After 12 months of a global pandemic, most Americans have gotten the hang of what to do (and not do) to minimize their risk of contracting COVID. But are you fully ready to deal with a zombie apocalypse? Well, the CDC wants to help you prepare. In 2011 they put out this official post on the CDC website and it seems incredibly appropriate in 2021.
It starts off with a section called "A Brief History of Zombies"
We’ve all seen at least one movie about flesh-eating zombies taking over (my personal favorite is Resident Evil), but where do zombies come from and why do they love eating brains so much? The word zombie comes from Haitian and New Orleans voodoo origins. Although its meaning has changed slightly over the years, it refers to a human corpse mysteriously reanimated to serve the undead. Through ancient voodoo and folk-lore traditions, shows like the Walking Dead were born.
So how do we deal with a possible mass rising of the undead? Well, the CDC is here for you!
Well, we’re here to answer that question for you, and hopefully share a few tips about preparing for real emergencies too!
Their suggestions, obviously tongue in cheek, apply to all emergencies, not just zombies:
So what do you need to do before zombies…or hurricanes or pandemics for example, actually happen? First of all, you should have an emergency kit in your house. This includes things like water, food, and other supplies to get you through the first couple of days before you can locate a zombie-free refugee camp (or in the event of a natural disaster, it will buy you some time until you are able to make your way to an evacuation shelter or utility lines are restored). Below are a few items you should include in your kit, for a full list visit the CDC Emergency page.
They provide a list of things that all homes should aim to have in a special preparedness kit:
Water (1 gallon per person per day)
Food (stock up on non-perishable items that you eat regularly)
Medications (this includes prescription and non-prescription meds)
Tools and Supplies (utility knife, duct tape, battery powered radio, etc.)
Sanitation and Hygiene (household bleach, soap, towels, etc.)
Clothing and Bedding (a change of clothes for each family member and blankets)
Important documents (copies of your driver’s license, passport, and birth certificate to name a few)

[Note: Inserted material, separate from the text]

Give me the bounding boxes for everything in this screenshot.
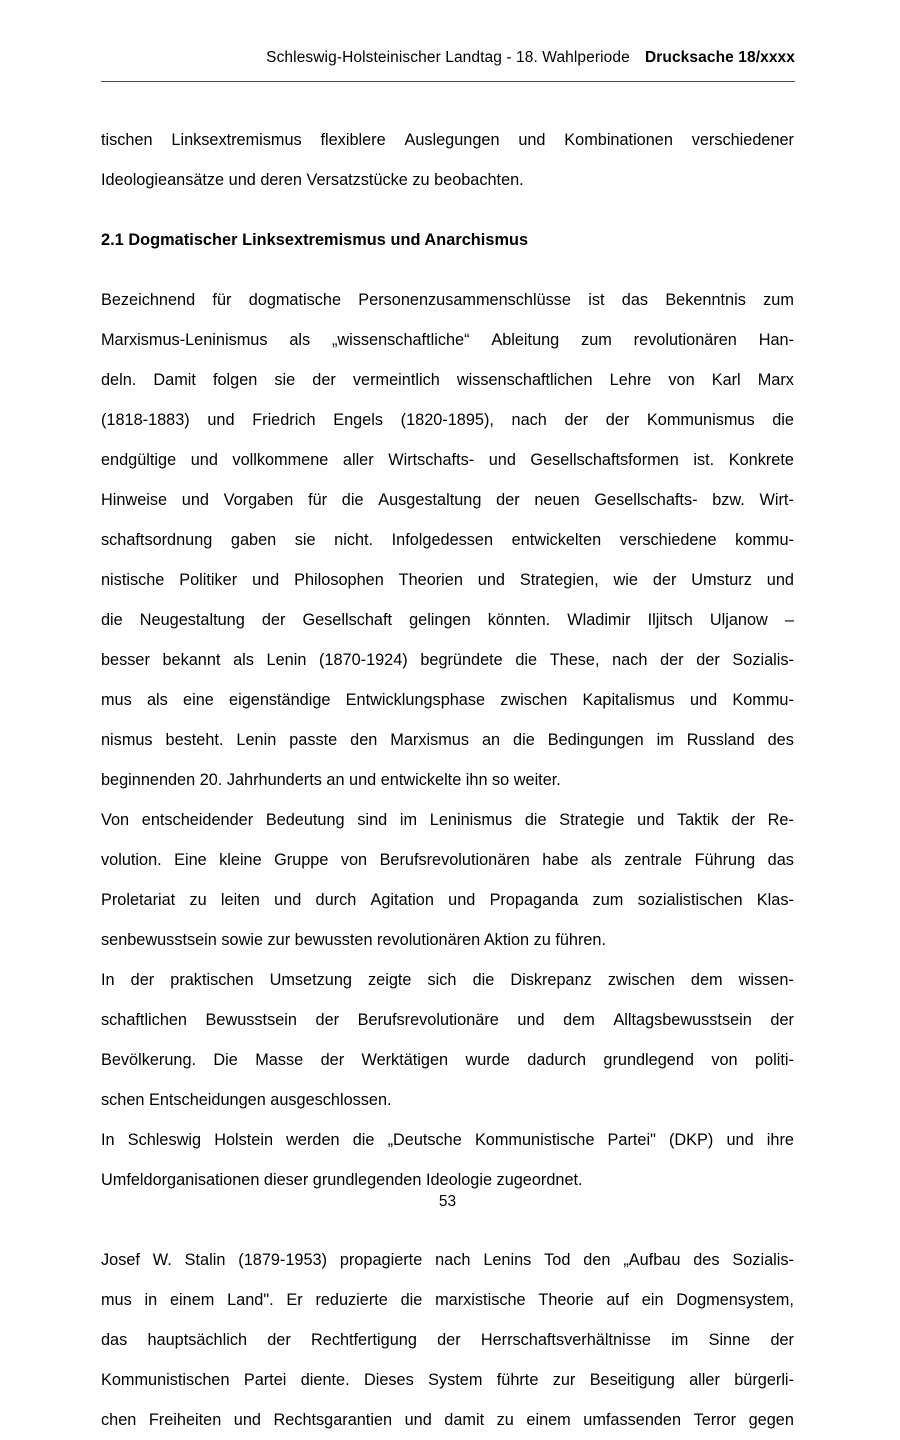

First Aid supplies (although you’re a goner if a zombie bites you, you can use these supplies to treat basic cuts and lacerations that you might get during a tornado or hurricane)
Once you’ve made your emergency kit, you should sit down with your family and come up with an emergency plan. This includes where you would go and who you would call if zombies started appearing outside your door step. You can also implement this plan if there is a flood, earthquake, or other emergency.
They also remind us that while zombies are possible, there are other regional types if emergencies that could occur - earthquakes, flood, tornado, etc. These kits would help in these areas too!
They end with this comforting reminder:
If zombies did start roaming the streets, CDC would conduct an investigation much like any other disease outbreak. CDC would provide technical assistance to cities, states, or international partners dealing with a zombie infestation. This assistance might include consultation, lab testing and analysis, patient management and care, tracking of contacts, and infection control (including isolation and quarantine). It’s likely that an investigation of this scenario would seek to accomplish several goals: determine the cause of the illness, the source of the infection/virus/toxin, learn how it is transmitted and how readily it is spread, how to break the cycle of transmission and thus prevent further cases, and how patients can best be treated. Not only would scientists be working to identify the cause and cure of the zombie outbreak, but CDC and other federal agencies would send medical teams and first responders to help those in affected areas (I will be volunteering the young nameless disease detectives for the field work).
You can never be too prepared, folks!